İSTANBUL (A.A) - 
     Beşiktaş'taki İstanbul Adliyesine gelen teğmen Mehmet Ali Çelebi'nin avukatlarından Serkan Günel, İstanbul 13. Ağır Ceza Mahkemesine dilekçe sundu.
     Dilekçede, somut delil olmadan gözaltına alınan teğmen Mehmet Ali Çelebi'nin 29 aydır tutuklu olduğu ve kendisiyle aynı dönemde, aynı koşullarla tutuklanan 4 teğmenin mahkemece tahliye edildiği belirtildi.
     Hakkında Süleyman Solmaz'la görüşmesi nedeniyle Hizb-ut Tahrir örgütüne sızma iddiası bulunduğu kaydedilen dilekçede, Çelebi'nin taksisine bindiği Solmaz'la tesadüfen karşılaştığı ifade edildi.
     İkinci ''Ergenekon'' davası duruşmasında sorgulanan Çelebi'nin cep telefonu rehberinde bulunan telefon kayıtlarıyla ilgili çelişki olduğu savunulan dilekçede, 20 Ocak 2011 itibariyle mahkemeye ulaşan bilgilerle şüphenin giderildiği ve Çelebi'nin telefonunda yer alan Mahmut Oğuz Kazancı'ya ait telefon numaralarının gözaltına alınmasından sonra Çelebi'nin telefonuna yüklendiğinin ortaya çıktığı ileri sürüldü.
     Dilekçede, bu olayın anlaşılmasından sonra kamuoyunda büyük tartışmalar yaşandığı, emniyet müdürlüğünün çözüm tutanağındaki bilgilerin ''sehven'' karışmış olabileceğini kabul ettiği ve mahkemeye ulaşan 15 Aralık 2010 tarihli bilirkişi raporuna göre telefon numaralarının Çelebi'nin telefonunda kayıtlı olduğunun anlaşıldığı kaydedildi.
     ''Sayın mahkemenizce müvekkilin tutukluluğuna ilişkin yeniden değerlendirme yapılması gereği doğmuştur.
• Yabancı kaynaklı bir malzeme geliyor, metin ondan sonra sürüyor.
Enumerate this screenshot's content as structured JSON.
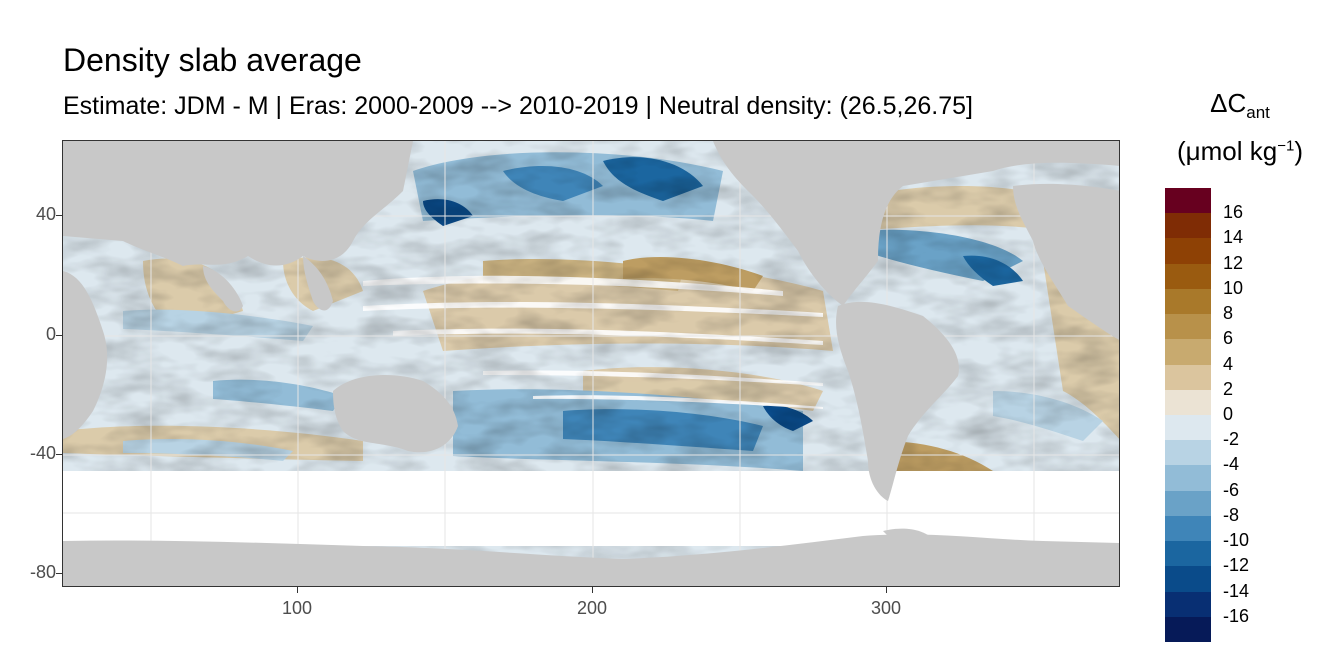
{
  "title": "Density slab average",
  "subtitle": "Estimate: JDM - M | Eras: 2000-2009 --> 2010-2019 | Neutral density: (26.5,26.75]",
  "legend": {
    "title_main": "ΔC",
    "title_sub": "ant",
    "unit_pre": "(μmol kg",
    "unit_sup": "−1",
    "unit_post": ")",
    "labels": [
      "16",
      "14",
      "12",
      "10",
      "8",
      "6",
      "4",
      "2",
      "0",
      "-2",
      "-4",
      "-6",
      "-8",
      "-10",
      "-12",
      "-14",
      "-16"
    ],
    "colors": [
      "#67001f",
      "#7f2c05",
      "#8e4105",
      "#9a5b10",
      "#a9792a",
      "#b8914a",
      "#c8aa6f",
      "#dbc59e",
      "#ebe3d4",
      "#dde8ef",
      "#b8d3e4",
      "#92bcd7",
      "#6aa2c7",
      "#3f85b8",
      "#1b66a0",
      "#0a4b8a",
      "#082f73",
      "#061a58"
    ]
  },
  "axes": {
    "x_ticks": [
      "100",
      "200",
      "300"
    ],
    "y_ticks": [
      "40",
      "0",
      "-40",
      "-80"
    ]
  },
  "chart_data": {
    "type": "heatmap",
    "title": "Density slab average",
    "subtitle": "Estimate: JDM - M | Eras: 2000-2009 --> 2010-2019 | Neutral density: (26.5,26.75]",
    "xlim": [
      20,
      380
    ],
    "ylim": [
      -85,
      65
    ],
    "x_ticks": [
      100,
      200,
      300
    ],
    "y_ticks": [
      40,
      0,
      -40,
      -80
    ],
    "colorbar": {
      "title": "ΔCant (μmol kg−1)",
      "range": [
        -18,
        18
      ],
      "step": 2,
      "tick_labels": [
        16,
        14,
        12,
        10,
        8,
        6,
        4,
        2,
        0,
        -2,
        -4,
        -6,
        -8,
        -10,
        -12,
        -14,
        -16
      ]
    },
    "land_color": "#c8c8c8",
    "no_data_color": "#ffffff",
    "grid": true
  }
}
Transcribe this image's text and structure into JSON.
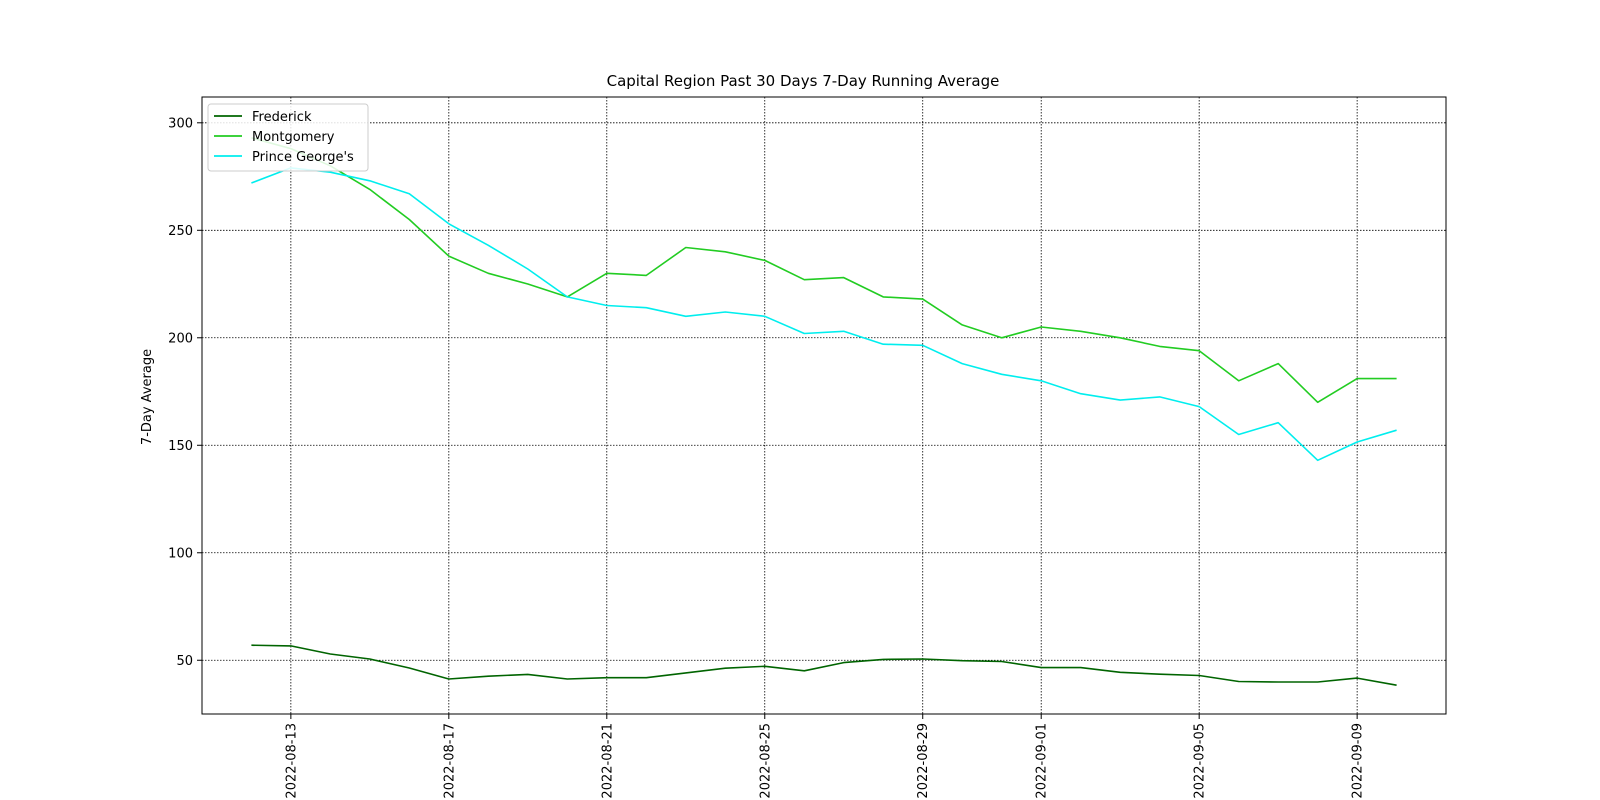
{
  "chart_data": {
    "type": "line",
    "title": "Capital Region Past 30 Days 7-Day Running Average",
    "xlabel": "",
    "ylabel": "7-Day Average",
    "x": [
      "2022-08-12",
      "2022-08-13",
      "2022-08-14",
      "2022-08-15",
      "2022-08-16",
      "2022-08-17",
      "2022-08-18",
      "2022-08-19",
      "2022-08-20",
      "2022-08-21",
      "2022-08-22",
      "2022-08-23",
      "2022-08-24",
      "2022-08-25",
      "2022-08-26",
      "2022-08-27",
      "2022-08-28",
      "2022-08-29",
      "2022-08-30",
      "2022-08-31",
      "2022-09-01",
      "2022-09-02",
      "2022-09-03",
      "2022-09-04",
      "2022-09-05",
      "2022-09-06",
      "2022-09-07",
      "2022-09-08",
      "2022-09-09",
      "2022-09-10"
    ],
    "x_ticks": [
      "2022-08-13",
      "2022-08-17",
      "2022-08-21",
      "2022-08-25",
      "2022-08-29",
      "2022-09-01",
      "2022-09-05",
      "2022-09-09"
    ],
    "y_ticks": [
      50,
      100,
      150,
      200,
      250,
      300
    ],
    "ylim": [
      25,
      312
    ],
    "grid": true,
    "legend_position": "upper-left",
    "series": [
      {
        "name": "Frederick",
        "color": "#006400",
        "values": [
          57.0,
          56.7,
          52.9,
          50.6,
          46.4,
          41.3,
          42.6,
          43.4,
          41.3,
          41.9,
          41.9,
          44.1,
          46.3,
          47.2,
          45.1,
          48.9,
          50.4,
          50.6,
          49.8,
          49.4,
          46.6,
          46.6,
          44.4,
          43.5,
          42.9,
          40.1,
          39.9,
          39.9,
          41.7,
          38.4
        ]
      },
      {
        "name": "Montgomery",
        "color": "#22cc22",
        "values": [
          293.0,
          288.0,
          280.0,
          269.0,
          255.0,
          238.0,
          230.0,
          225.0,
          219.0,
          230.0,
          229.0,
          242.0,
          240.0,
          236.0,
          227.0,
          228.0,
          219.0,
          218.0,
          206.0,
          200.0,
          205.0,
          203.0,
          200.0,
          196.0,
          194.0,
          180.0,
          188.0,
          170.0,
          181.0,
          181.0
        ]
      },
      {
        "name": "Prince George's",
        "color": "#00eeee",
        "values": [
          272.0,
          279.0,
          277.0,
          273.0,
          267.0,
          253.0,
          243.0,
          232.0,
          219.0,
          215.0,
          214.0,
          210.0,
          212.0,
          210.0,
          202.0,
          203.0,
          197.0,
          196.5,
          188.0,
          183.0,
          180.0,
          174.0,
          171.0,
          172.5,
          168.0,
          155.0,
          160.5,
          143.0,
          151.5,
          157.0
        ]
      }
    ]
  }
}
Emniyet Müdürlüğü personeline güven sarsılmıştır'' denilen dilekçede, tutuklu kaldığı süre 29 ayı bulan Çelebi'nin tahliye edilmesi istendi.
    
     -ÜYE HAKİME REDDİHAKİM TALEBİ-
    
     Bu arada, ''Poyrazköy'de bulunan mühimmat'' davasının tutuklu sanıklarından emekli binbaşı Levent Bektaş'ın da avukatlığını yapan Serkan Günel tarafından davaya bakan İstanbul 12. Ağır Ceza Mahkemesine sunulan dilekçede, mahkeme heyetinin üye hakimi Mehmet Ali Karababa'nın duruşmalarda yönlendirici sorular sorduğu, konuların üzerindeki sis perdesinin kaldırılmasını engellediği ve duruşmada sanıklara ısrarlı müdahalelerde bulunduğu iddia edildi.
     Dilekçede, diğer üye hakimlerin aksine emniyet müdürlüğünce kendisine özel imkanlar tanındığı savunulan Karababa hakkında, duruşmalarda tanıklara yönlendirici sorular yönelttiği, sanıklara ve avukatlarına çıkıştığı ve gazetelere yansıdığı şekliyle tarafsız hareket etmediği izlenimi uyandırdığı dikkate alınarak, Ceza Muhakemesi Kanunu'nun 24/1. maddesi uyarınca reddihakim kararı verilmesi talep edildi.